Let $T(f)(y)=\int_0^\infty K(x,y)\cdot f(x)dx$, $\,$ show $\,$ $\Vert T(f) \Vert _p \le C\cdot \Vert f \Vert _p$ Now here is the full statement.

Let $K:(0, +\infty) \times (0, +\infty) \rightarrow \Bbb R$ be a Lebesgue measurable function with $K(kx,ky)=k^{-1}K(x,y)$ for every $k>0$ and let
  $$\int_0^\infty |K(x,1)|\cdot x^{-\frac 1p}\,dx=C<\infty$$
  For some $p\in[1,\infty]$. If $f\in L^p$ show that the function
  $$T(f)(y)=\int_0^\infty K(x,y)\cdot f(x)\,dx$$
  is well defined for almost every $y\in (0,+\infty)$ and satisfies $\Vert T(f) \Vert _p \leq C \Vert f \Vert _p$.
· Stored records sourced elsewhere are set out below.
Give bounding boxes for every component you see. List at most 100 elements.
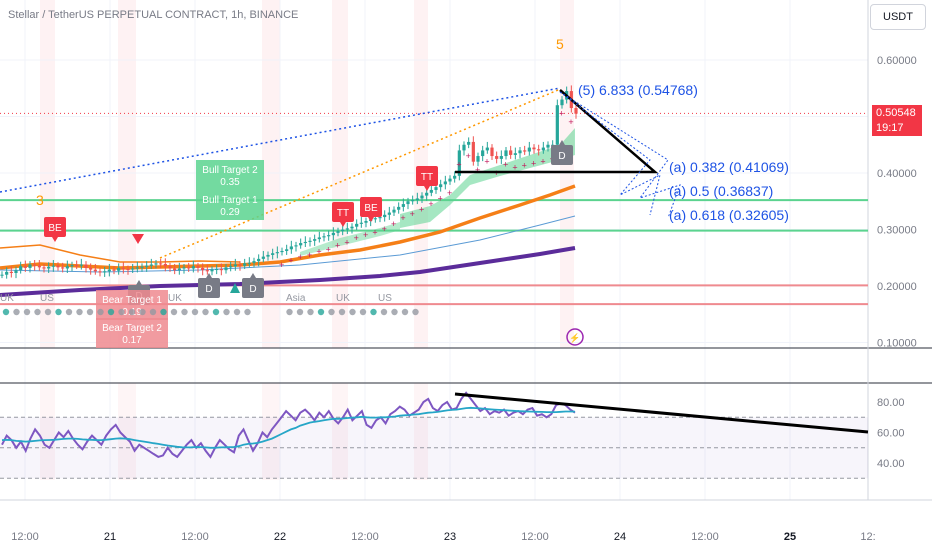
- candle: [33, 260, 37, 271]
- candle: [336, 227, 340, 237]
- candle-body: [532, 147, 536, 150]
- candle-body: [275, 252, 279, 254]
- bear-target-box-value: 0.17: [122, 335, 142, 346]
- trend-marker: +: [298, 252, 303, 262]
- fib-label: (5) 6.833 (0.54768): [578, 82, 698, 98]
- candle-body: [219, 269, 223, 271]
- candle: [47, 262, 51, 274]
- candle-body: [233, 264, 237, 267]
- marker-box: [360, 197, 382, 217]
- lightning-glyph: ⚡: [569, 332, 580, 344]
- session-dot: [349, 308, 356, 316]
- fib-label: (a) 0.382 (0.41069): [669, 159, 789, 175]
- time-tick-label: 12:00: [521, 531, 549, 543]
- rsi-tick-label: 60.00: [877, 428, 905, 440]
- candle: [163, 258, 167, 272]
- candle: [140, 263, 144, 272]
- candle: [56, 262, 60, 271]
- currency-selector[interactable]: USDT: [870, 4, 926, 30]
- candle: [443, 175, 447, 190]
- candle-body: [453, 175, 457, 179]
- candle-body: [112, 269, 116, 271]
- candle-body: [448, 178, 452, 182]
- candle: [154, 260, 158, 269]
- candle: [364, 217, 368, 228]
- bull-target-box-value: 0.29: [220, 207, 240, 218]
- candle-body: [331, 232, 335, 236]
- session-band: [40, 383, 55, 480]
- candle: [75, 260, 79, 270]
- candle: [117, 263, 121, 275]
- trend-marker: +: [540, 157, 545, 167]
- candle-body: [359, 222, 363, 224]
- candle-body: [289, 246, 293, 250]
- candle: [42, 263, 46, 273]
- candle-body: [47, 266, 51, 269]
- trend-marker: +: [316, 247, 321, 257]
- trend-marker: +: [400, 213, 405, 223]
- candle: [107, 263, 111, 277]
- candle-body: [135, 267, 139, 269]
- trend-marker: +: [419, 205, 424, 215]
- trend-marker: +: [326, 244, 331, 254]
- candle-body: [196, 266, 200, 268]
- candle: [229, 261, 233, 272]
- session-label: US: [40, 293, 54, 304]
- time-tick-label: 12:00: [11, 531, 39, 543]
- candle: [84, 261, 88, 273]
- candle: [112, 266, 116, 275]
- candle: [462, 141, 466, 156]
- trend-marker: +: [559, 109, 564, 119]
- time-tick-label: 12:: [860, 531, 875, 543]
- candle: [392, 206, 396, 216]
- candle: [303, 236, 307, 248]
- candle: [308, 237, 312, 247]
- candle: [70, 261, 74, 272]
- candle-body: [243, 263, 247, 266]
- countdown-tag: 19:17: [872, 120, 922, 136]
- bull-target-box-bg: [196, 160, 264, 190]
- candle-body: [163, 263, 167, 267]
- candle-body: [523, 150, 527, 152]
- candle: [9, 266, 13, 278]
- candle-body: [411, 200, 415, 202]
- session-label: UK: [168, 293, 182, 304]
- candle-body: [173, 268, 177, 271]
- candle-body: [257, 258, 261, 262]
- candle-body: [537, 149, 541, 151]
- candle: [355, 219, 359, 231]
- candle-body: [187, 267, 191, 269]
- candle: [322, 232, 326, 242]
- candle-body: [103, 271, 107, 273]
- marker-box: [242, 278, 264, 298]
- session-dot: [338, 308, 346, 316]
- candle: [299, 238, 303, 249]
- candle: [485, 141, 489, 154]
- symbol-title[interactable]: Stellar / TetherUS PERPETUAL CONTRACT, 1…: [8, 9, 299, 21]
- bull-target-box-label: Bull Target 1: [202, 195, 258, 206]
- bear-target-box: Bear Target 10.19: [96, 290, 168, 320]
- session-dot: [401, 308, 409, 316]
- session-dot: [223, 308, 230, 316]
- candle: [574, 104, 578, 119]
- marker-box: [198, 278, 220, 298]
- candle-body: [70, 265, 74, 267]
- candle: [205, 264, 209, 275]
- candle-body: [373, 218, 377, 220]
- candle-body: [224, 267, 228, 271]
- candle: [191, 260, 195, 273]
- ichimoku-cloud: [400, 128, 575, 228]
- candle-body: [509, 150, 513, 155]
- candle-body: [392, 209, 396, 213]
- candle-body: [229, 266, 233, 268]
- candle: [61, 262, 65, 273]
- candle: [406, 197, 410, 210]
- candle-body: [0, 274, 4, 276]
- candle-body: [140, 266, 144, 268]
- session-dot: [2, 308, 10, 316]
- candle-body: [56, 265, 60, 268]
- candle: [51, 260, 55, 272]
- candle: [476, 152, 480, 167]
- marker-label: D: [249, 284, 256, 295]
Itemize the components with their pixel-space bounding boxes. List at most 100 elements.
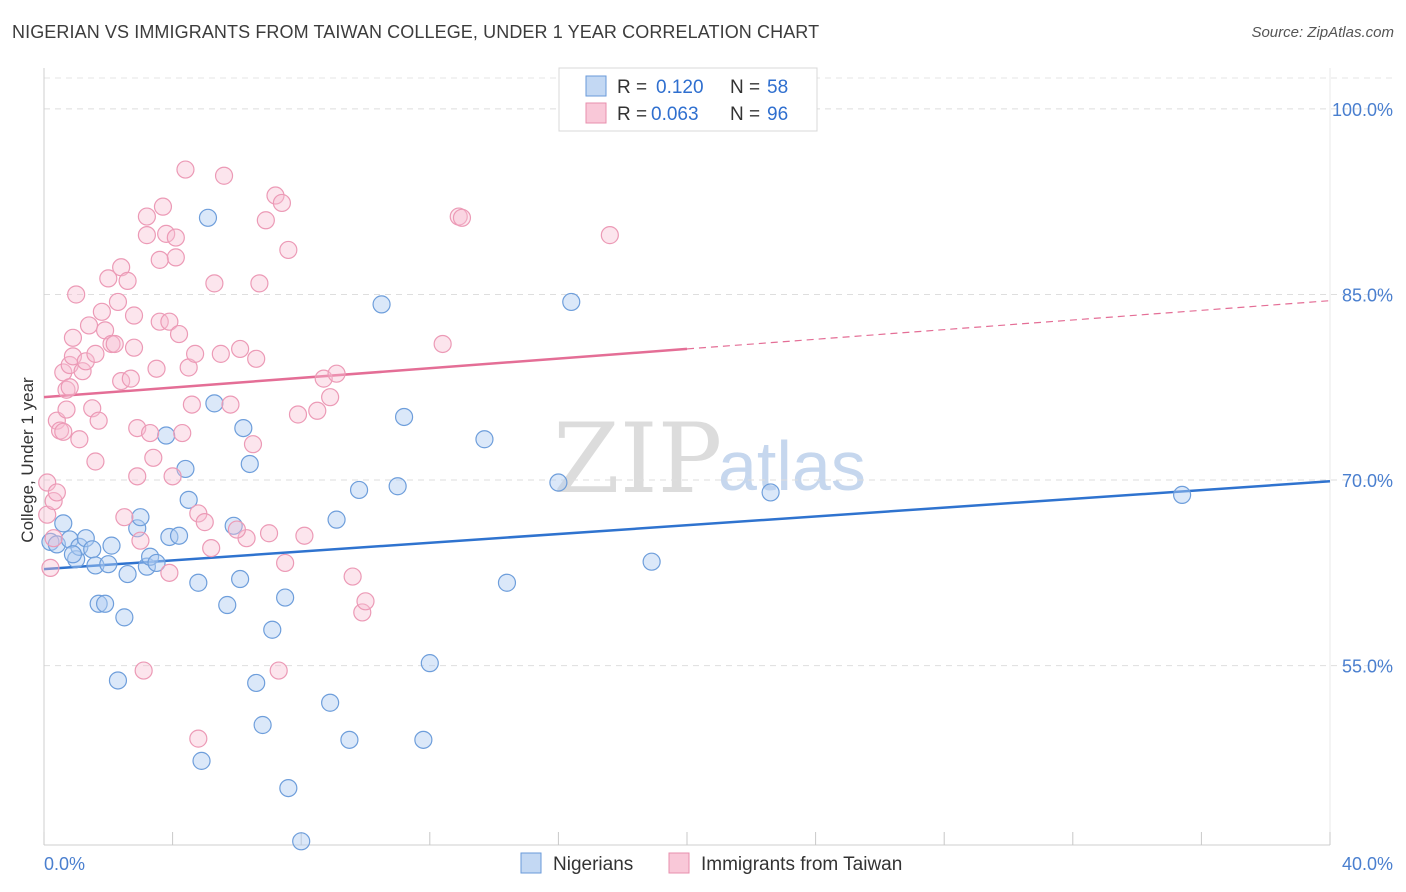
point-taiwan (279, 240, 298, 260)
bottom-legend: Nigerians Immigrants from Taiwan (520, 852, 902, 875)
point-taiwan (137, 207, 156, 226)
point-nigerians (292, 832, 311, 851)
point-taiwan (60, 378, 79, 397)
point-nigerians (1173, 485, 1192, 505)
point-nigerians (276, 588, 295, 607)
legend: R = 0.120 N = 58 R = 0.063 N = 96 (558, 67, 818, 132)
point-taiwan (160, 312, 179, 331)
point-nigerians (218, 595, 237, 615)
point-nigerians (414, 730, 433, 749)
point-nigerians (179, 490, 198, 509)
point-taiwan (266, 186, 285, 205)
point-taiwan (186, 344, 205, 363)
point-taiwan (140, 423, 160, 443)
point-taiwan (214, 166, 234, 185)
point-taiwan (163, 467, 182, 486)
point-nigerians (160, 527, 179, 547)
legend-n-value-1: 58 (767, 77, 788, 98)
point-taiwan (157, 224, 176, 243)
point-taiwan (128, 467, 147, 486)
point-nigerians (147, 553, 166, 573)
point-taiwan (108, 292, 128, 312)
point-taiwan (121, 369, 140, 388)
point-taiwan (144, 448, 163, 467)
point-nigerians (76, 529, 95, 548)
point-taiwan (115, 508, 134, 527)
point-nigerians (263, 620, 282, 639)
y-tick-label: 70.0% (1342, 471, 1393, 491)
point-taiwan (256, 211, 275, 230)
point-taiwan (86, 452, 105, 471)
point-taiwan (99, 269, 118, 288)
legend-swatch-nigerians (585, 75, 607, 97)
point-taiwan (41, 558, 60, 577)
data-points (38, 160, 1192, 851)
point-nigerians (497, 573, 517, 592)
point-nigerians (83, 540, 102, 559)
point-taiwan (243, 435, 263, 454)
point-nigerians (388, 477, 407, 496)
trend-line-taiwan-solid (43, 347, 688, 399)
y-tick-label: 85.0% (1342, 285, 1393, 305)
axes (43, 68, 1331, 846)
point-taiwan (57, 400, 76, 419)
trend-lines (43, 300, 1331, 571)
chart-title: NIGERIAN VS IMMIGRANTS FROM TAIWAN COLLE… (12, 22, 820, 42)
point-nigerians (205, 394, 224, 413)
point-taiwan (137, 226, 156, 245)
point-nigerians (253, 715, 272, 735)
bottom-legend-swatch-nigerians (520, 852, 542, 874)
point-taiwan (221, 395, 240, 414)
point-taiwan (308, 401, 327, 420)
point-nigerians (115, 608, 134, 627)
point-taiwan (70, 430, 89, 449)
point-taiwan (205, 274, 224, 293)
legend-r-value-2: 0.063 (651, 104, 699, 125)
bottom-legend-swatch-taiwan (668, 852, 690, 874)
point-taiwan (276, 553, 295, 573)
legend-n-label-1: N = (730, 77, 760, 98)
point-taiwan (195, 513, 214, 532)
point-taiwan (134, 661, 153, 680)
legend-swatch-taiwan (585, 102, 607, 124)
point-nigerians (60, 530, 79, 549)
point-nigerians (549, 473, 568, 492)
y-tick-label: 55.0% (1342, 657, 1393, 677)
point-taiwan (160, 563, 179, 582)
point-taiwan (166, 228, 185, 247)
point-taiwan (105, 334, 124, 354)
point-taiwan (433, 334, 452, 354)
legend-r-label-2: R = (617, 104, 647, 125)
point-taiwan (166, 248, 185, 267)
point-taiwan (288, 405, 308, 424)
point-nigerians (54, 514, 73, 533)
point-taiwan (92, 302, 111, 321)
point-nigerians (189, 573, 208, 592)
point-taiwan (76, 352, 95, 371)
x-tick-label-max: 40.0% (1342, 854, 1393, 874)
point-taiwan (353, 603, 372, 622)
point-nigerians (63, 545, 83, 564)
source-credit: Source: ZipAtlas.com (1251, 24, 1394, 41)
watermark-zip: ZIP (553, 403, 722, 515)
watermark-atlas: atlas (718, 427, 866, 505)
point-nigerians (562, 292, 581, 312)
point-nigerians (89, 594, 108, 613)
point-taiwan (176, 160, 195, 179)
point-taiwan (79, 316, 99, 335)
point-nigerians (475, 430, 494, 449)
point-taiwan (153, 197, 173, 216)
point-nigerians (340, 730, 359, 749)
point-nigerians (761, 483, 780, 502)
x-tick-label-min: 0.0% (44, 854, 85, 874)
point-taiwan (356, 592, 375, 611)
point-nigerians (118, 564, 137, 584)
legend-r-value-1: 0.120 (656, 77, 704, 98)
point-nigerians (131, 508, 150, 527)
point-taiwan (131, 531, 150, 550)
point-taiwan (38, 473, 57, 492)
point-taiwan (89, 411, 108, 430)
point-taiwan (259, 524, 279, 543)
point-nigerians (327, 510, 346, 529)
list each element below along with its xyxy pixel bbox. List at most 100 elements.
I've been using inequalities for hours and got nowhere. I tried using Hölder's inequality and Tonelli's Theorem in many ways and got frustrated everytime. Any idea would help me a lot.
 A: Observe we have
\begin{align}
\|T(f)\|_p =& \left(\int^\infty_0 \left|\int^\infty_0 K(x, y)f(x)\ dx \right|^p\ dy\right)^{1/p}\\
=&\ \left(\int^\infty_0 \left|\int^\infty_0 K(u, 1)f(yu)\ du \right|^p\ dy\right)^{1/p}.
\end{align}
Then by Minkowski's integral inequality (essentially triangle inequality), we have
\begin{align}
\|T(f)\|_p \leq&\ \int^\infty_0 |K(u, 1)|\left( \int^\infty_0 |f(yu)|^p dy\right)^{1/p}\ du\\
=&\ \int^\infty_0|K(u, 1)|u^{-1/p}\left(\int^\infty_0 |f(x)|^p\ dx \right)^{1/p}\ du.
\end{align}
Edit: If $p \in [1, \infty)$, then we know that $C^\infty_0(\mathbb{R})$ is dense in $L^p(\mathbb{R})$. 
Since the above estimate holds on $C^\infty_0(\mathbb{R})$ then it extends uniquely
to all of $L^p(\mathbb{R})$. Since $T(f) \in L^p$ then we know that the set of $y \in \mathbb{R}$ such that $T(f)(y)=\infty$ is measure zero. 
In the case $p=\infty$, we see that
\begin{align}
|T(f)(y)| =&\  \left|\int^\infty_0 K(u, 1) f(yu)\ du\right|\\
\leq &\ \int^\infty_0 |K(u, 1)|\ du\cdot \|f\|_{L^\infty}.
\end{align}
Hence $T$ is well-defined for all $f \in L^\infty$.